Slashdot Mirror


Ask Slashdot: Parallel Cluster In a Box?

QuantumMist writes "I'm helping someone with accelerating an embarrassingly parallel application. What's the best way to spend $10K to $15K to receive the maximum number of simultaneous threads of execution? The focus is on threads of execution as memory requirements are decently low e.g. ~512MB in memory at any given time (maybe up to 2 to 3X that at the very high end). I've looked at the latest Tesla card, as well as the four Teslas in a box solutions, and am having trouble justifying the markup for what's essentially 'double precision FP being enabled, some heat improvements, and ECC which actually decreases available memory (I recognize ECC's advantages though).' Spending close to $11K for the four Teslas in a 1U setup seems to be the only solution at this time. I was thinking that GTX cards can be replaced for a fraction of the cost, so should I just stuff four or more of them in a box? Note, they don't have to pay the power/cooling bill. Amazon is too expensive for this level of performance, so can't go cloud via EC2. Any parallel architectures out there at this price point, even for $5K more? Any good manycore offerings that I've missed? e.g. somebody who can stuff a ton of ARM or other CPUs/GPUs in a server (cluster in a box)? It would be great if this could be easily addressed via a PCI or other standard interface. Should I just stuff four GTX cards in a server and replace them as they die from heat? Any creative solutions out there? Thanks for any thoughts!"

4 of 205 comments (clear)

  1. can you write GPU code? by zeldor · · Score: 5, Insightful

    do you or them know how to program on a GPU?
    if its really embarrassingly parallel EC2 spot instances and the gnu program 'parallel' will work quite nicely.
    But if coding changes are required then the hardware is the least of your expenses.
     

    --
    If I could walk that way I wouldnt need cologne.
  2. commodity HPC depends on your code by Haven · · Score: 5, Informative

    In HPC we call it "pleasantly parallel," nothing is embarrassing about it! =]

    If your code:
    -scales to OpenCL/CUDA easily.
    -does not require high concurrent memory transfers
    -is fault tolerant (ie a failed card doesn't hose a whole day/week of runs)
    -can use single precision flops

    Then you can use commodity hardware like the gtx series cards. I'd go with the gtx 560ti (GF114 gpu).

    Make nodes with:
    quad core processors (amd or intel)
    whatever ram is needed (8GB minimum)
    2 x gtx560ti (448) run in SLI (or the 560ti dual from EVGA)

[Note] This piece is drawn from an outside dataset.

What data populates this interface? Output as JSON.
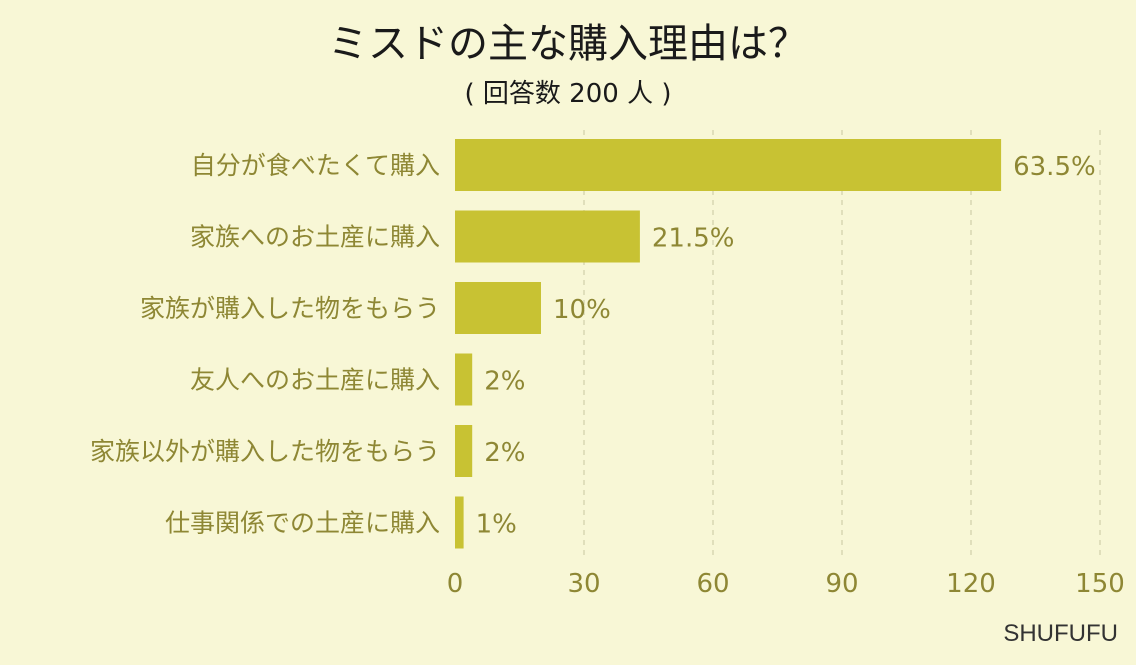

    Basically a scaled down Cray XK6 node. http://www.cray.com/Assets/PDF/products/xk/CrayXK6Brochure.pdf

    It all depends on your code.

  3. Re:PS3 by Anonymous Coward · · Score: 5, Informative

    PlayStation 3s have proved a cost efficient way of setting up large scale parallel processing systems. Of course you'll have to find your way around Sony's blocks on the OtherOS system, and you'll need to keep it off the internet or firewalled in some way, but you essentially get cheap processing subsidised by the games that you don't need to buy.

    Back-of-the-envelope comparison of PS3 and GTX:

    A cluster of three PS3s: 920 GFLOPS. Price: about $800.

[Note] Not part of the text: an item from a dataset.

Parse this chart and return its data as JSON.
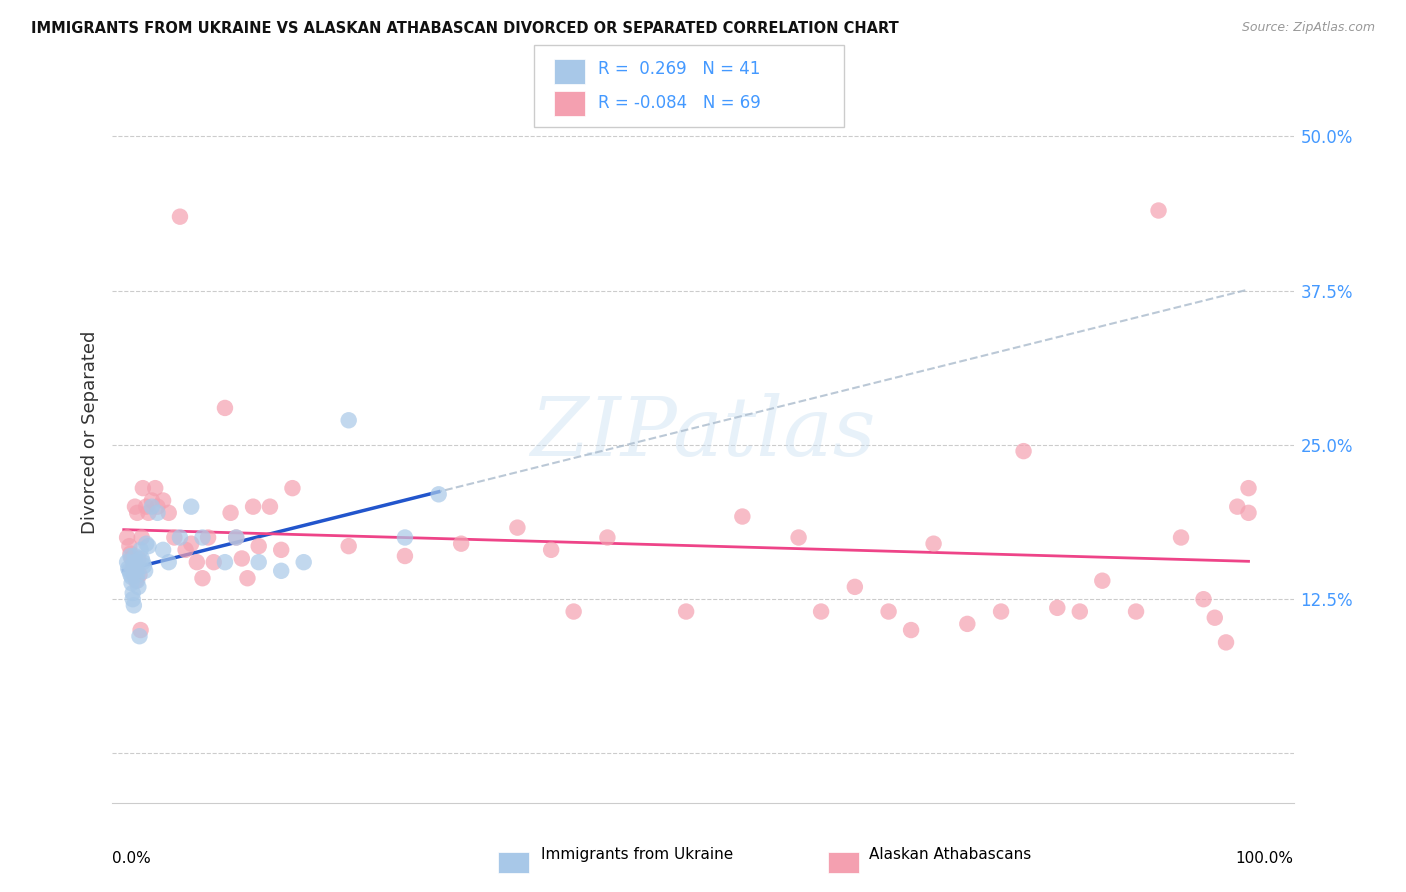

    A PC with 3 GTX 460 cards: 2200 GFLOPS. Price: about $800.

    Each of those GTX cards also has significantly more memory than the PS3, and are cheaper to develop for.

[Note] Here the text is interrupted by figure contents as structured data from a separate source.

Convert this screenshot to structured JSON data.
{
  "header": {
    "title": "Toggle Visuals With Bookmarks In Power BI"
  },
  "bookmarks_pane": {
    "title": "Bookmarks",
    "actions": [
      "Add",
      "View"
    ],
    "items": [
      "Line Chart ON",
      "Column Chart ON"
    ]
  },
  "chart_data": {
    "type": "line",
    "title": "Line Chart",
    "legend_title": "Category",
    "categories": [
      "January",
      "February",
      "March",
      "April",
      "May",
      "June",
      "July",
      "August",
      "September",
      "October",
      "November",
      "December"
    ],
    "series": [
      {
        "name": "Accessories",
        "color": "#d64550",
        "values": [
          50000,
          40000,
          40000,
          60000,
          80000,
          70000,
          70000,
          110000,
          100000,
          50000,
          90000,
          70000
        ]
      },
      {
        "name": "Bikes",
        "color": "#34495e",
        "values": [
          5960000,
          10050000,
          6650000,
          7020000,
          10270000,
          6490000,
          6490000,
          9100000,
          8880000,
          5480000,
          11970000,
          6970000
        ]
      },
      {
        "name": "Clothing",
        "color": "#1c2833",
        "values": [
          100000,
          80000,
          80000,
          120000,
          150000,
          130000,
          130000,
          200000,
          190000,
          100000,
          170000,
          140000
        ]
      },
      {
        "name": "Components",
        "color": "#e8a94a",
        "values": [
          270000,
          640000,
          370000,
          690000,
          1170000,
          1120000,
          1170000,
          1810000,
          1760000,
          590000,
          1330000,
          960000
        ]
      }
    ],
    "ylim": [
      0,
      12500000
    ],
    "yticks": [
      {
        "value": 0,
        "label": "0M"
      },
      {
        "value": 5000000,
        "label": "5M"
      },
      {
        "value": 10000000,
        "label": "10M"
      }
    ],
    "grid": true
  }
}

  4. Beowulf cluster! by TWX · · Score: 5, Funny

    Why not a beowulf clust---

    I'm sorry, I just can't. I searched the ~35 posts, browsing at -1, and no reference to a Beowulf cluster anywhere, let alone Natalie Portman or Grits.

    Slashdot! You're slipping! I lament the days when even our trolls were amusing and somewhat topical to the discussion at hand! We've fallen so far!

    --
    Do not look into laser with remaining eye.